De nouveau solitaire, tout en ruminant les informations fournies par la jeune fille, Julien reprit sa promenade dans un couloir où seul résonnait le bruit de ses pas, dont les portes entrouvertes laissaient apercevoir des êtres silencieux, religieusement absorbés par leurs tâches. Pour être honnête, à peine plus que la veille et il devait admettre qu’elle obtenait de bons résultats avec eux.
Dire qu’il avait mis en doute son autorité ! Finalement un coup d’éclat chez Julie Castel, d’ordinaire souriante et avenante, avait plus d’impact qu’il ne le pensait.
Il pressentait que « Sa Majesté » ne se préoccuperait pas de lui avant longtemps. Mieux encore, il était persuadé d’être volontairement tenu à l’écart de tous, dans l’attente du bon vouloir d’une tigresse qui affûtait ses griffes sur chacun.
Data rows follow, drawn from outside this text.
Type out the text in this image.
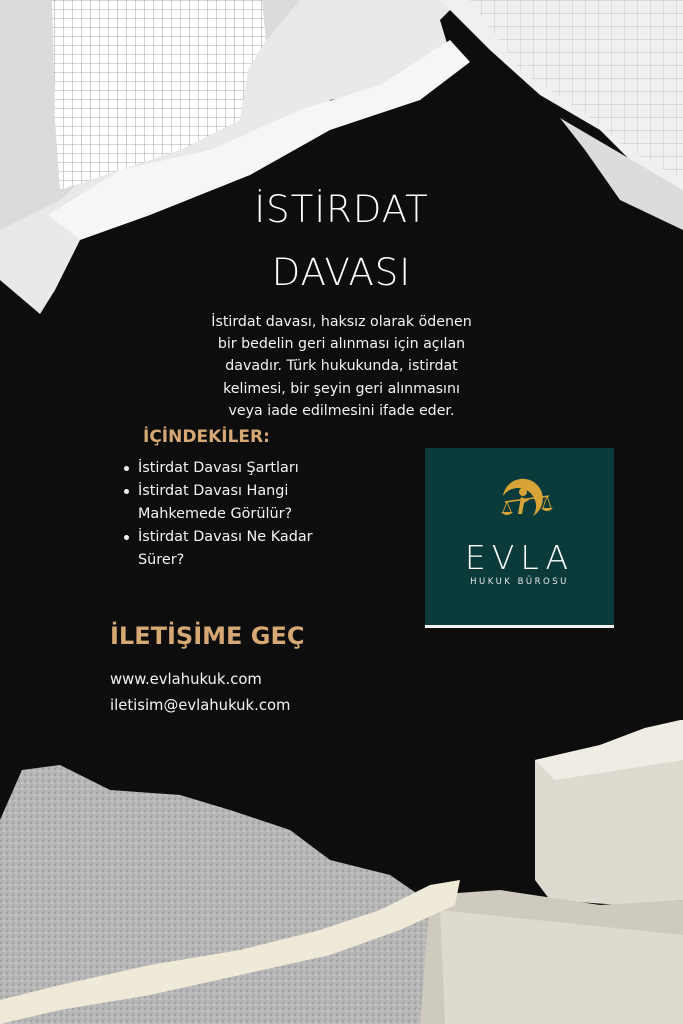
İSTİRDAT
DAVASI
İstirdat davası, haksız olarak ödenen
bir bedelin geri alınması için açılan
davadır. Türk hukukunda, istirdat
kelimesi, bir şeyin geri alınmasını
veya iade edilmesini ifade eder.
İÇİNDEKİLER:
İstirdat Davası Şartları
İstirdat Davası Hangi
Mahkemede Görülür?
İstirdat Davası Ne Kadar
Sürer?	EVLA
HUKUK BÜROSU
İLETİŞİME GEÇ
www.evlahukuk.com
iletisim@evlahukuk.com
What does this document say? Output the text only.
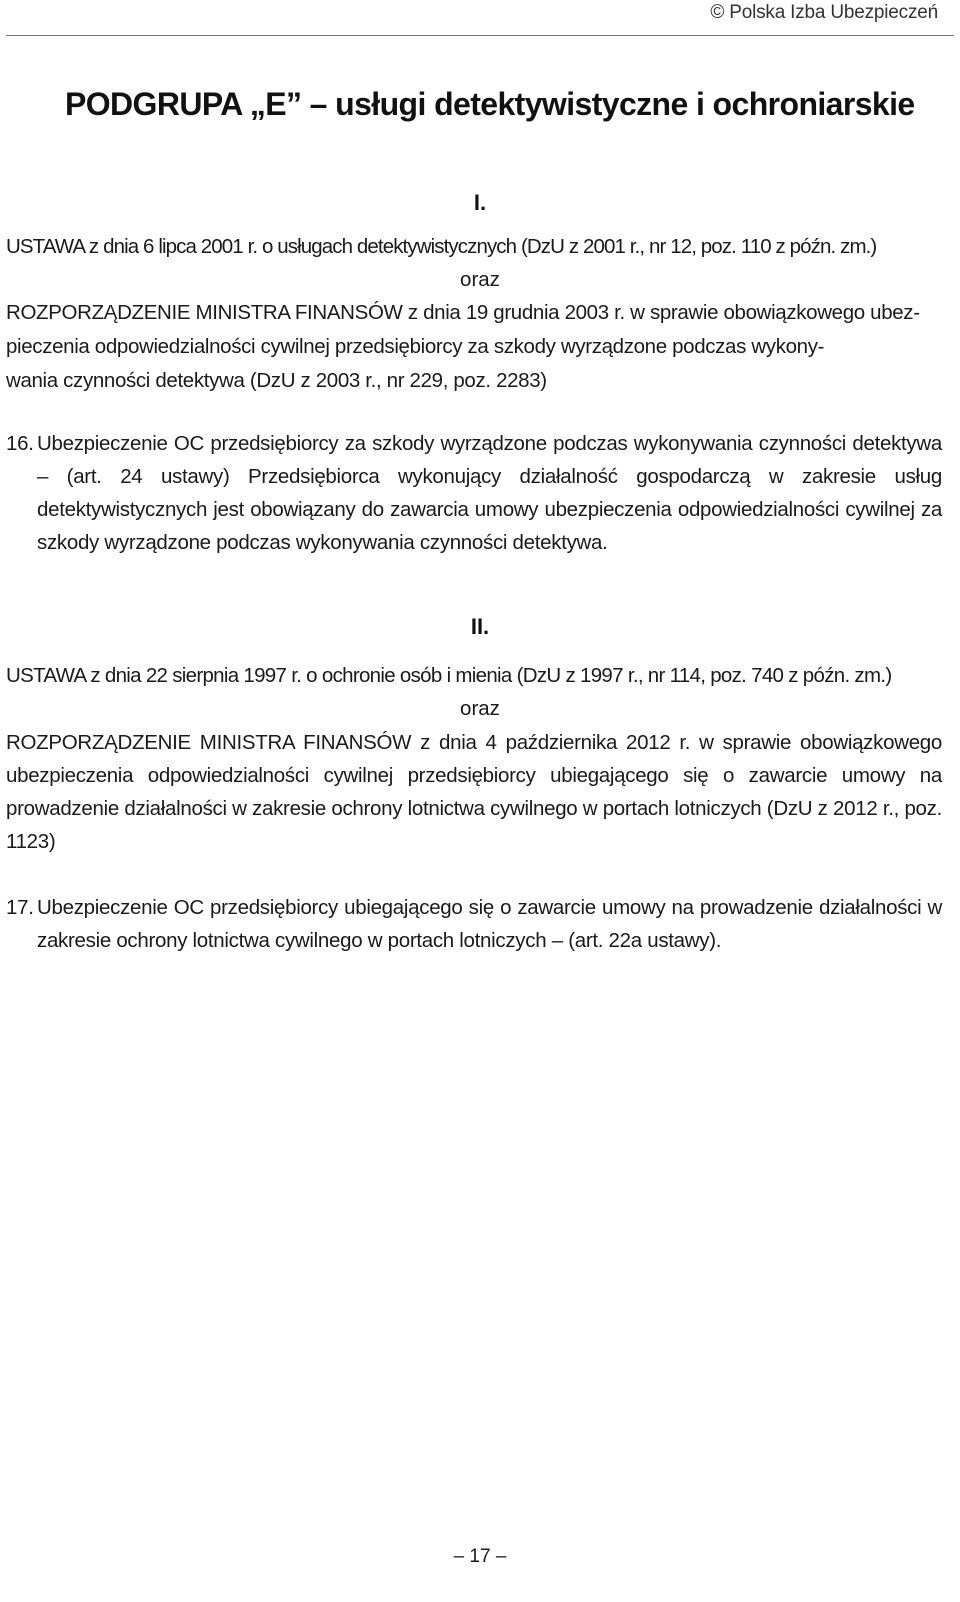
© Polska Izba Ubezpieczeń
PODGRUPA „E” – usługi detektywistyczne i ochroniarskie
I.
USTAWA z dnia 6 lipca 2001 r. o usługach detektywistycznych (DzU z 2001 r., nr 12, poz. 110 z późn. zm.)
oraz
ROZPORZĄDZENIE MINISTRA FINANSÓW z dnia 19 grudnia 2003 r. w sprawie obowiązkowego ubez-
pieczenia odpowiedzialności cywilnej przedsiębiorcy za szkody wyrządzone podczas wykony-
wania czynności detektywa (DzU z 2003 r., nr 229, poz. 2283)
16. Ubezpieczenie OC przedsiębiorcy za szkody wyrządzone podczas wykonywania czynności detektywa – (art. 24 ustawy) Przedsiębiorca wykonujący działalność gospodarczą w zakresie usług detektywistycznych jest obowiązany do zawarcia umowy ubezpieczenia odpowiedzialności cywilnej za szkody wyrządzone podczas wykonywania czynności detektywa.

II.
USTAWA z dnia 22 sierpnia 1997 r. o ochronie osób i mienia (DzU z 1997 r., nr 114, poz. 740 z późn. zm.)
oraz

ROZPORZĄDZENIE MINISTRA FINANSÓW z dnia 4 października 2012 r. w sprawie obowiązkowego ubezpieczenia odpowiedzialności cywilnej przedsiębiorcy ubiegającego się o zawarcie umowy na prowadzenie działalności w zakresie ochrony lotnictwa cywilnego w portach lotniczych (DzU z 2012 r., poz. 1123)

17. Ubezpieczenie OC przedsiębiorcy ubiegającego się o zawarcie umowy na prowadzenie działalności w zakresie ochrony lotnictwa cywilnego w portach lotniczych – (art. 22a ustawy).

– 17 –
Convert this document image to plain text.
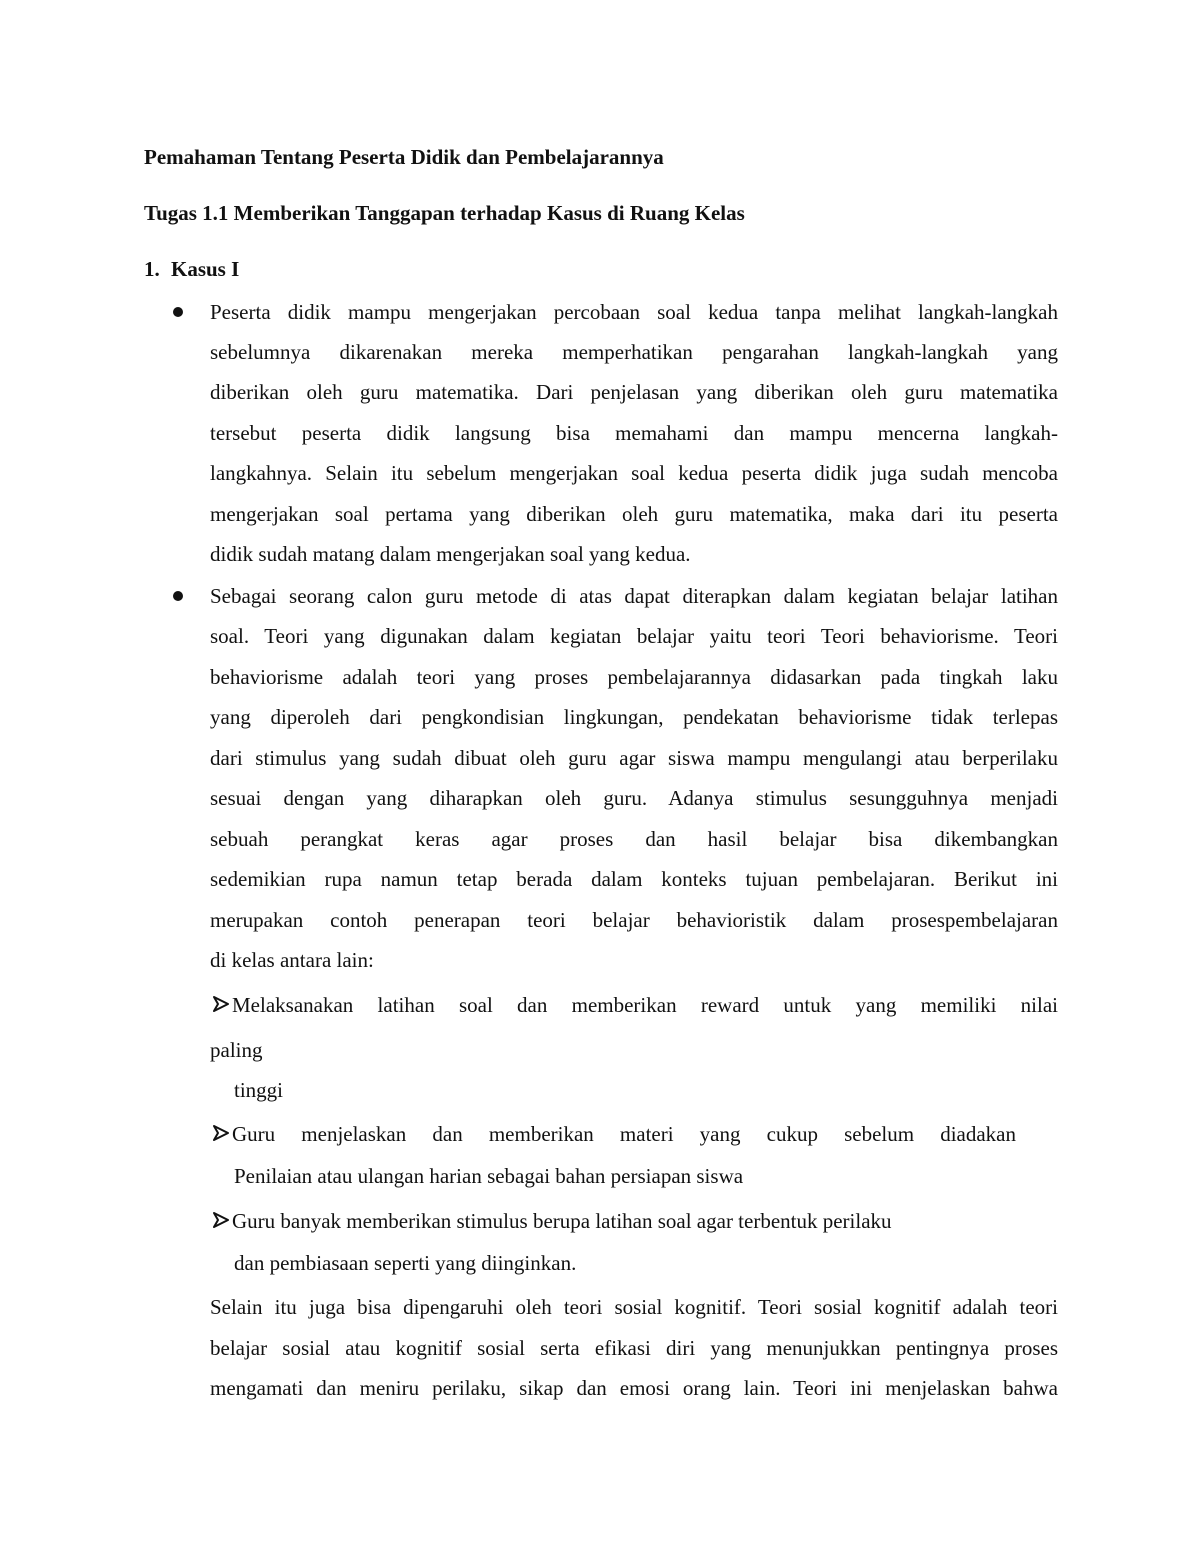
Pemahaman Tentang Peserta Didik dan Pembelajarannya
Tugas 1.1 Memberikan Tanggapan terhadap Kasus di Ruang Kelas
1. Kasus I
Peserta didik mampu mengerjakan percobaan soal kedua tanpa melihat langkah-langkah
sebelumnya dikarenakan mereka memperhatikan pengarahan langkah-langkah yang
diberikan oleh guru matematika. Dari penjelasan yang diberikan oleh guru matematika
tersebut peserta didik langsung bisa memahami dan mampu mencerna langkah-
langkahnya. Selain itu sebelum mengerjakan soal kedua peserta didik juga sudah mencoba
mengerjakan soal pertama yang diberikan oleh guru matematika, maka dari itu peserta
didik sudah matang dalam mengerjakan soal yang kedua.
Sebagai seorang calon guru metode di atas dapat diterapkan dalam kegiatan belajar latihan
soal. Teori yang digunakan dalam kegiatan belajar yaitu teori Teori behaviorisme. Teori
behaviorisme adalah teori yang proses pembelajarannya didasarkan pada tingkah laku
yang diperoleh dari pengkondisian lingkungan, pendekatan behaviorisme tidak terlepas
dari stimulus yang sudah dibuat oleh guru agar siswa mampu mengulangi atau berperilaku
sesuai dengan yang diharapkan oleh guru. Adanya stimulus sesungguhnya menjadi
sebuah perangkat keras agar proses dan hasil belajar bisa dikembangkan
sedemikian rupa namun tetap berada dalam konteks tujuan pembelajaran. Berikut ini
merupakan contoh penerapan teori belajar behavioristik dalam prosespembelajaran
di kelas antara lain:
Melaksanakan latihan soal dan memberikan reward untuk yang memiliki nilai
paling
tinggi
Guru menjelaskan dan memberikan materi yang cukup sebelum diadakan
Penilaian atau ulangan harian sebagai bahan persiapan siswa
Guru banyak memberikan stimulus berupa latihan soal agar terbentuk perilaku
dan pembiasaan seperti yang diinginkan.
Selain itu juga bisa dipengaruhi oleh teori sosial kognitif. Teori sosial kognitif adalah teori
belajar sosial atau kognitif sosial serta efikasi diri yang menunjukkan pentingnya proses
mengamati dan meniru perilaku, sikap dan emosi orang lain. Teori ini menjelaskan bahwa
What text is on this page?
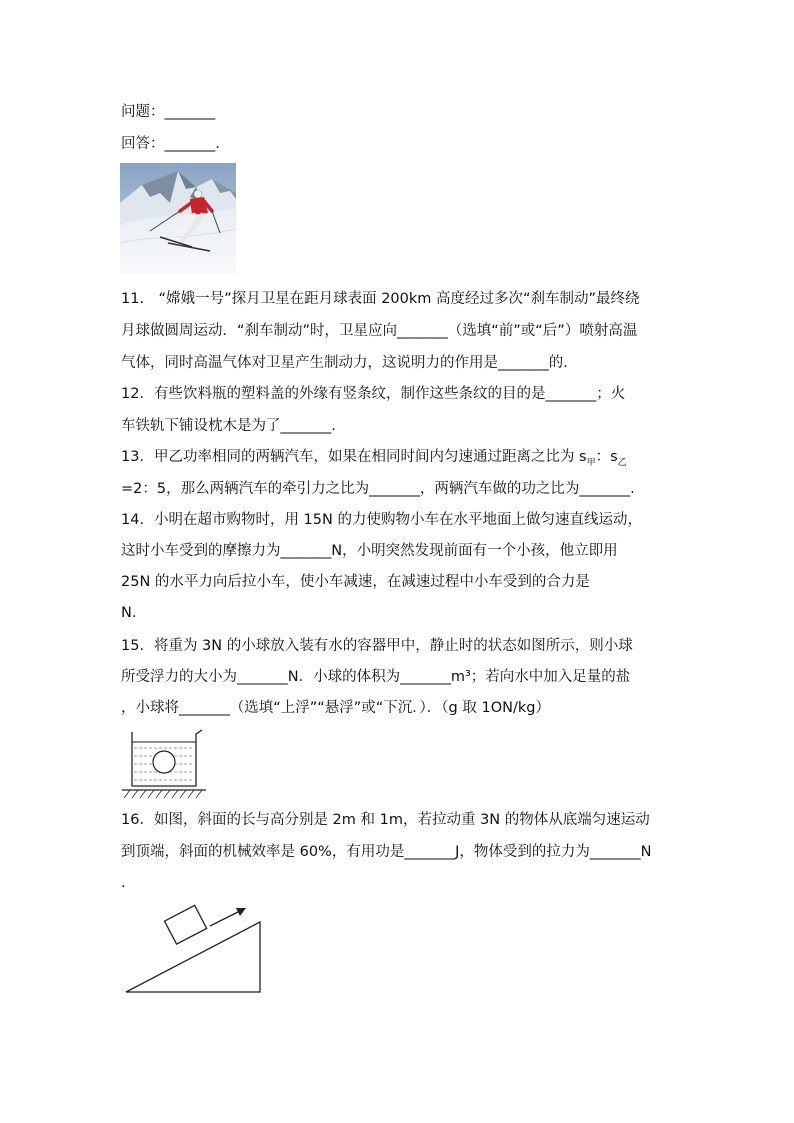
问题：_______
回答：_______.
11.　“嫦娥一号”探月卫星在距月球表面 200km 高度经过多次“刹车制动”最终绕
月球做圆周运动．“刹车制动”时，卫星应向_______（选填“前”或“后”）喷射高温
气体，同时高温气体对卫星产生制动力，这说明力的作用是_______的．
12．有些饮料瓶的塑料盖的外缘有竖条纹，制作这些条纹的目的是_______；火
车铁轨下铺设枕木是为了_______.
13．甲乙功率相同的两辆汽车，如果在相同时间内匀速通过距离之比为 $s_甲$：$s_乙$
=2：5，那么两辆汽车的牵引力之比为_______，两辆汽车做的功之比为_______.
14．小明在超市购物时，用 15N 的力使购物小车在水平地面上做匀速直线运动，
这时小车受到的摩擦力为_______N，小明突然发现前面有一个小孩，他立即用
25N 的水平力向后拉小车，使小车减速，在减速过程中小车受到的合力是
N.
15．将重为 3N 的小球放入装有水的容器甲中，静止时的状态如图所示，则小球
所受浮力的大小为_______N．小球的体积为_______m³；若向水中加入足量的盐
，小球将_______（选填“上浮”“悬浮”或“下沉．）．（g 取 1ON/kg）
16．如图，斜面的长与高分别是 2m 和 1m，若拉动重 3N 的物体从底端匀速运动
到顶端，斜面的机械效率是 60%，有用功是_______J，物体受到的拉力为_______N
.
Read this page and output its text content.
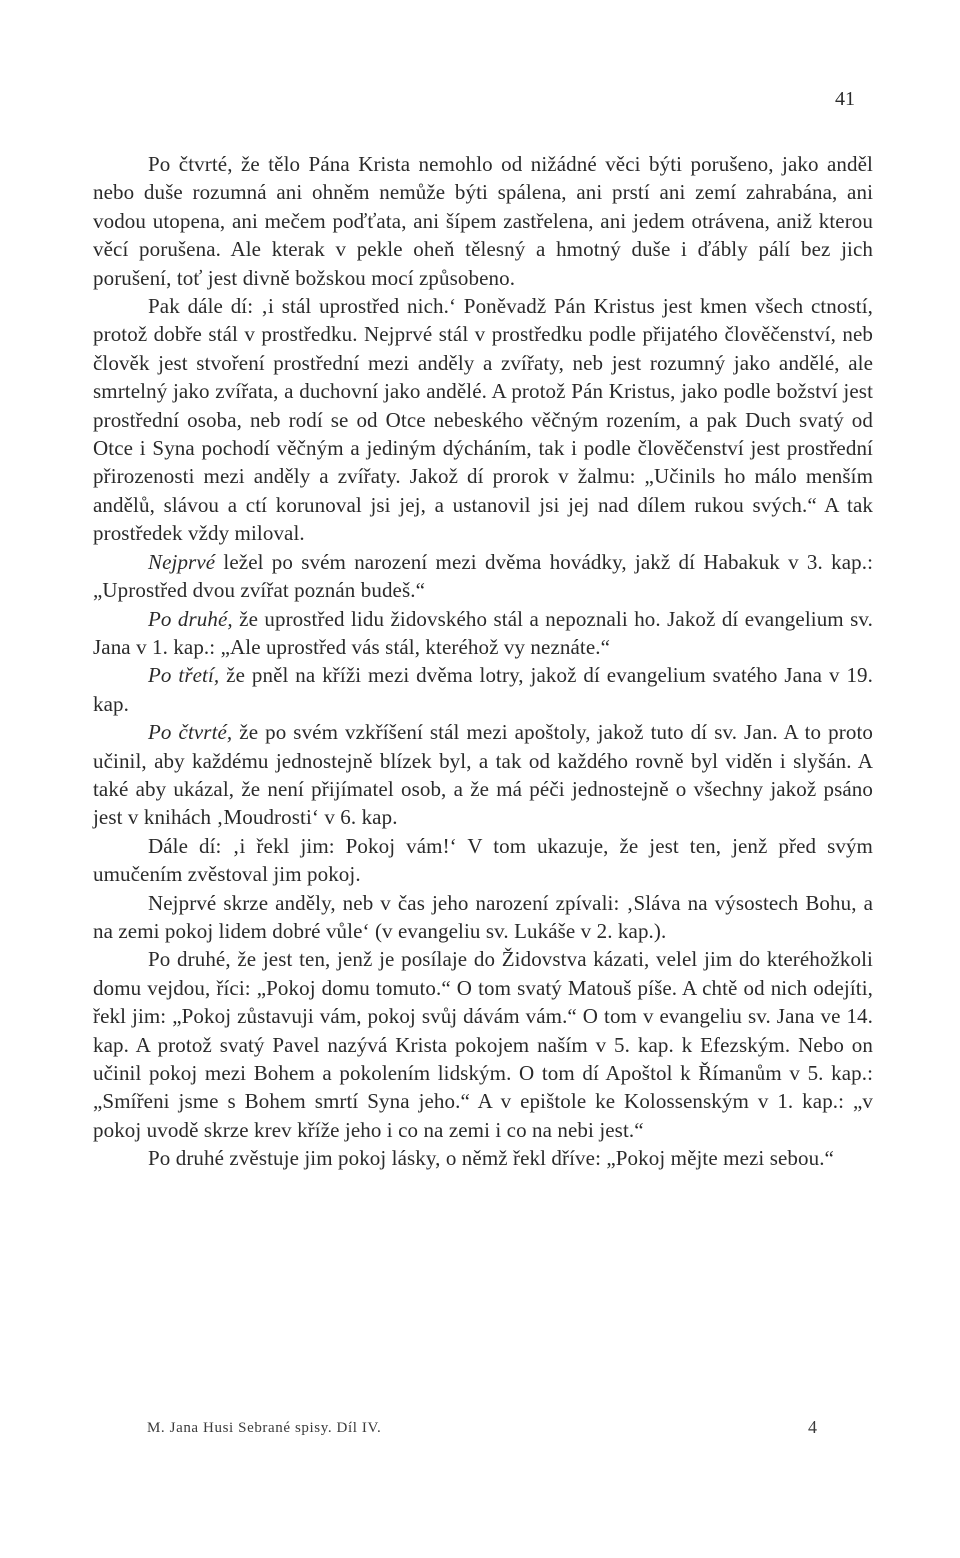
41

Po čtvrté, že tělo Pána Krista nemohlo od nižádné věci býti porušeno, jako anděl nebo duše rozumná ani ohněm nemůže býti spálena, ani prstí ani zemí zahrabána, ani vodou utopena, ani mečem poďťata, ani šípem zastřelena, ani jedem otrávena, aniž kterou věcí porušena. Ale kterak v pekle oheň tělesný a hmotný duše i ďábly pálí bez jich porušení, toť jest divně božskou mocí způsobeno.

Pak dále dí: ‚i stál uprostřed nich.‘ Poněvadž Pán Kristus jest kmen všech ctností, protož dobře stál v prostředku. Nejprvé stál v prostředku podle přijatého člověčenství, neb člověk jest stvoření prostřední mezi anděly a zvířaty, neb jest rozumný jako andělé, ale smrtelný jako zvířata, a duchovní jako andělé. A protož Pán Kristus, jako podle božství jest prostřední osoba, neb rodí se od Otce nebeského věčným rozením, a pak Duch svatý od Otce i Syna pochodí věčným a jediným dýcháním, tak i podle člověčenství jest prostřední přirozenosti mezi anděly a zvířaty. Jakož dí prorok v žalmu: „Učinils ho málo menším andělů, slávou a ctí korunoval jsi jej, a ustanovil jsi jej nad dílem rukou svých.“ A tak prostředek vždy miloval.

Nejprvé ležel po svém narození mezi dvěma hovádky, jakž dí Habakuk v 3. kap.: „Uprostřed dvou zvířat poznán budeš.“

Po druhé, že uprostřed lidu židovského stál a nepoznali ho. Jakož dí evangelium sv. Jana v 1. kap.: „Ale uprostřed vás stál, kteréhož vy neznáte.“

Po třetí, že pněl na kříži mezi dvěma lotry, jakož dí evangelium svatého Jana v 19. kap.

Po čtvrté, že po svém vzkříšení stál mezi apoštoly, jakož tuto dí sv. Jan. A to proto učinil, aby každému jednostejně blízek byl, a tak od každého rovně byl viděn i slyšán. A také aby ukázal, že není přijímatel osob, a že má péči jednostejně o všechny jakož psáno jest v knihách ‚Moudrosti‘ v 6. kap.

Dále dí: ‚i řekl jim: Pokoj vám!‘ V tom ukazuje, že jest ten, jenž před svým umučením zvěstoval jim pokoj.

Nejprvé skrze anděly, neb v čas jeho narození zpívali: ‚Sláva na výsostech Bohu, a na zemi pokoj lidem dobré vůle‘ (v evangeliu sv. Lukáše v 2. kap.).

Po druhé, že jest ten, jenž je posílaje do Židovstva kázati, velel jim do kteréhožkoli domu vejdou, říci: „Pokoj domu tomuto.“ O tom svatý Matouš píše. A chtě od nich odejíti, řekl jim: „Pokoj zůstavuji vám, pokoj svůj dávám vám.“ O tom v evangeliu sv. Jana ve 14. kap. A protož svatý Pavel nazývá Krista pokojem naším v 5. kap. k Efezským. Nebo on učinil pokoj mezi Bohem a pokolením lidským. O tom dí Apoštol k Římanům v 5. kap.: „Smířeni jsme s Bohem smrtí Syna jeho.“ A v epištole ke Kolossenským v 1. kap.: „v pokoj uvodě skrze krev kříže jeho i co na zemi i co na nebi jest.“

Po druhé zvěstuje jim pokoj lásky, o němž řekl dříve: „Pokoj mějte mezi sebou.“

M. Jana Husi Sebrané spisy. Díl IV.	4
Avant de les essayer sur lui ?
Où se cachait la Julie douce et joyeuse à la personnalité fascinante dont lui avait parlé Ed Musslër ? Il ne lui en avait apparemment décrit que l’aspect tranquille lui laissant la surprise pour les autres !
Autant se permettre le luxe d’une visite au petit bistrot voisin, de s’offrir un vrai café, et de... l’enrager un peu plus ?
Et si, la colère de Julie n’était en fait que le résultat du petit incident entre eux ? Belle idée qu’il avait eue là !
Mais se mettre dans un état pareil suite à un banal baiser échangé avec un presque inconnu ? Non, c’était absurde ! Pas à son âge ! Quoique… un baiser banal… pas tout à fait mais malgré tout… pas un crime à se reprocher. Ni pour l’un, ni pour l’autre.
Une Julie porteuse de rêves… d’envies ? C’était une perspective assez inattendue, et qui ne cadrait en rien avec l’apparence qu’elle offrait. À moins que ce soit lui qui ait voulu ne la voir qu’ainsi ?
Combien il avait été ravi, la veille, de surprendre cette pimbêche dans une position inconfortable, et plus encore, ensuite, de l’amener à lui être redevable d’un service !
Il ne l’avait pas immédiatement reconnue pourtant ! Il ne l’aurait sans doute pas même vue si Hélène, sa sœur, ne lui avait indiqué l’étrange et troublant comportement d’un couple tout en soulignant que l’homme lui ressemblait beaucoup.
Il ne leur avait jeté qu’un coup d’œil distrait, enregistrant effectivement une légère similitude dans la taille, la carrure, plus imposante chez cet inconnu, pour axer très vite toute son attention sur la jeune femme.
La contemplant, adossée au torse viril, pratiquement conquise, comme sur le point de chavirer… Troublé d’abord par une infinie féminité… fasciné ensuite… Incapable de s’en détourner.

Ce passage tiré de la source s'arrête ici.